Back in December of 2013, the Norwegian government hired Taiko for the purposes of transporting Syrian chemical weapons abroad for them to be subsequently destroyed. Ark Futura, a Danish cargo carrier, the Danish Absalon-class support ship HDMS Esbern Snare, the Norwegian Fridtjof Nansen-class frigate HNoMS Helge Ingstad along with several Russian, Chinese and British warship vessels also took part in the operation. Chemicals were loaded on Taiko at the Latakia port, Syria and were then transported to Finland and the United States to be destroyed.

Photo of HDMS ESBERN SNARE: deivid

“This day will go down in the history books,” said Jan Eyvin Wang, Wilh president and CEO.

“The last time when a civilian seafarer or commercial vessel received a medal from the Norwegian Armed Forces was during the Second World War.”

During the course of the mission, 43 civilian seamen from Wilhelmsen in total served aboard Taiko along with Norwegian Armed Forces representatives.

“We view this as a type of recognition of the crew’s ability and competence of knowing how to deal with the mission,” comments Wang. This instance marks the very first time that a commercial vessel and its crew members have been under military command for such a long duration of time.

“This mission had a high level of importance regarding both Norway and the United Nations.

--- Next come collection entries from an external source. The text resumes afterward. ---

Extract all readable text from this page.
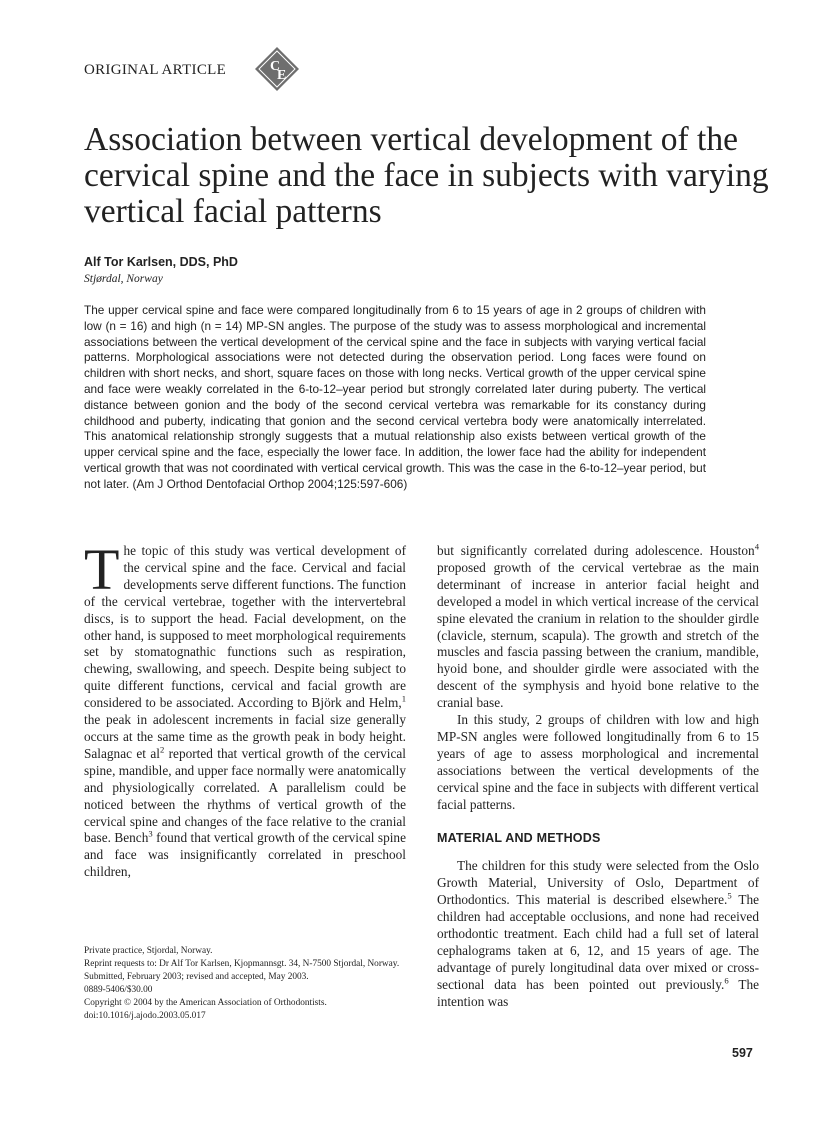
ORIGINAL ARTICLE	C
E
Association between vertical development of the cervical spine and the face in subjects with varying vertical facial patterns
Alf Tor Karlsen, DDS, PhD
Stjørdal, Norway

The upper cervical spine and face were compared longitudinally from 6 to 15 years of age in 2 groups of children with low (n = 16) and high (n = 14) MP-SN angles. The purpose of the study was to assess morphological and incremental associations between the vertical development of the cervical spine and the face in subjects with varying vertical facial patterns. Morphological associations were not detected during the observation period. Long faces were found on children with short necks, and short, square faces on those with long necks. Vertical growth of the upper cervical spine and face were weakly correlated in the 6-to-12–year period but strongly correlated later during puberty. The vertical distance between gonion and the body of the second cervical vertebra was remarkable for its constancy during childhood and puberty, indicating that gonion and the second cervical vertebra body were anatomically interrelated. This anatomical relationship strongly suggests that a mutual relationship also exists between vertical growth of the upper cervical spine and the face, especially the lower face. In addition, the lower face had the ability for independent vertical growth that was not coordinated with vertical cervical growth. This was the case in the 6-to-12–year period, but not later. (Am J Orthod Dentofacial Orthop 2004;125:597-606)

The topic of this study was vertical development of the cervical spine and the face. Cervical and facial developments serve different functions. The function of the cervical vertebrae, together with the intervertebral discs, is to support the head. Facial development, on the other hand, is supposed to meet morphological requirements set by stomatognathic functions such as respiration, chewing, swallowing, and speech. Despite being subject to quite different functions, cervical and facial growth are considered to be associated. According to Björk and Helm,$^1$ the peak in adolescent increments in facial size generally occurs at the same time as the growth peak in body height. Salagnac et $al^2$ reported that vertical growth of the cervical spine, mandible, and upper face normally were anatomically and physiologically correlated. A parallelism could be noticed between the rhythms of vertical growth of the cervical spine and changes of the face relative to the cranial base. Bench$^3$ found that vertical growth of the cervical spine and face was insignificantly correlated in preschool children,

but significantly correlated during adolescence. Houston$^4$ proposed growth of the cervical vertebrae as the main determinant of increase in anterior facial height and developed a model in which vertical increase of the cervical spine elevated the cranium in relation to the shoulder girdle (clavicle, sternum, scapula). The growth and stretch of the muscles and fascia passing between the cranium, mandible, hyoid bone, and shoulder girdle were associated with the descent of the symphysis and hyoid bone relative to the cranial base.

In this study, 2 groups of children with low and high MP-SN angles were followed longitudinally from 6 to 15 years of age to assess morphological and incremental associations between the vertical developments of the cervical spine and the face in subjects with different vertical facial patterns.

MATERIAL AND METHODS

The children for this study were selected from the Oslo Growth Material, University of Oslo, Department of Orthodontics. This material is described elsewhere.$^5$ The children had acceptable occlusions, and none had received orthodontic treatment. Each child had a full set of lateral cephalograms taken at 6, 12, and 15 years of age. The advantage of purely longitudinal data over mixed or cross-sectional data has been pointed out previously.$^6$ The intention was

Private practice, Stjordal, Norway.
Reprint requests to: Dr Alf Tor Karlsen, Kjopmannsgt. 34, N-7500 Stjordal, Norway.
Submitted, February 2003; revised and accepted, May 2003.
0889-5406/$30.00
Copyright © 2004 by the American Association of Orthodontists.
doi:10.1016/j.ajodo.2003.05.017
597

Given the fact that it was a highly complex mission it was only natural that we require a close co-op effort between Armed Forces, chemical weapon handling specialists and the Taiko crew’s competence of loading and respectively discharging cargo. Close co-operation along with teamwork and the best of competencies were the key part for our success,” comments John Gunnar Refsnes, military captain aboard Taiko and serving the role of Taiko’s military commander during the course of the mission.

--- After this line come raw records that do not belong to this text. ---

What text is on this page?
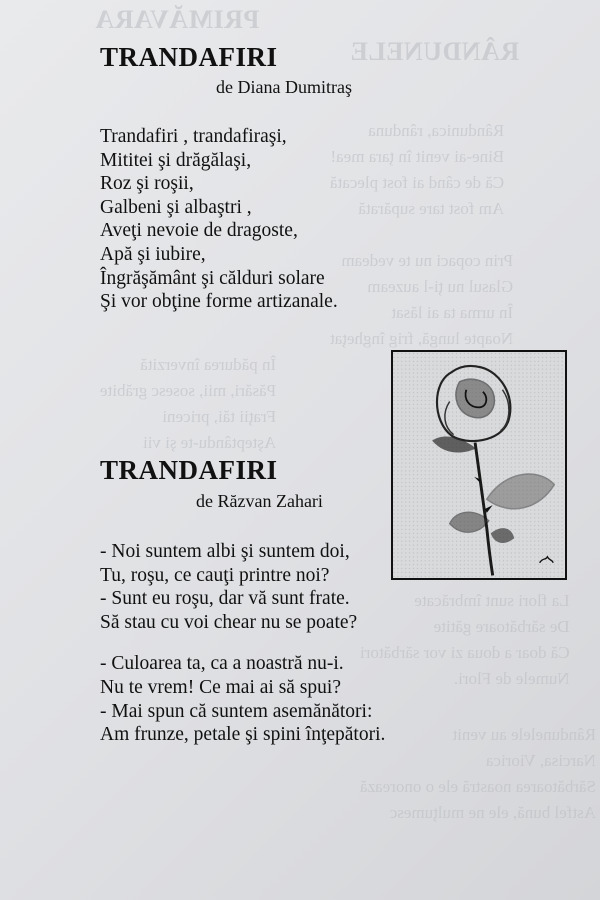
PRIMĂVARA
RÂNDUNELE
Rândunica, rânduna
Bine-ai venit în ţara mea!
Că de când ai fost plecată
Am fost tare supărată
Prin copaci nu te vedeam
Glasul nu ţi-l auzeam
În urma ta ai lăsat
Noapte lungă, frig îngheţat
În pădurea înverzită
Păsări, mii, sosesc grăbite
Fraţii tăi, priceni
Aşteptându-te şi vii
La flori sunt îmbrăcate
De sărbătoare gătite
Că doar a doua zi vor sărbători
Numele de Flori.
Rândunelele au venit
Narcisa, Viorica
Sărbătoarea noastră ele o onorează
Astfel bună, ele ne mulţumesc
TRANDAFIRI
de Diana Dumitraş
Trandafiri , trandafiraşi,
Mititei şi drăgălaşi,
Roz şi roşii,
Galbeni şi albaştri ,
Aveţi nevoie de dragoste,
Apă şi iubire,
Îngrăşământ şi călduri solare
Şi vor obţine forme artizanale.
TRANDAFIRI
de Răzvan Zahari
- Noi suntem albi şi suntem doi,
Tu, roşu, ce cauţi printre noi?
- Sunt eu roşu, dar vă sunt frate.
Să stau cu voi chear nu se poate?
- Culoarea ta, ca a noastră nu-i.
Nu te vrem! Ce mai ai să spui?
- Mai spun că suntem asemănători:
Am frunze, petale şi spini înţepători.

“Our collaboration with the Navy was really an honor and a complete pleasure. We managed to learn a lot from one another and with a combined effort we were able to carry out this rather complex mission. The cargo was in a way special for us, but we, however, managed to utilize at the fullest our high quality seamanship skills and efficient cargo handling abilities,” adds Espen Derbakk, Taiko’s shipmaster.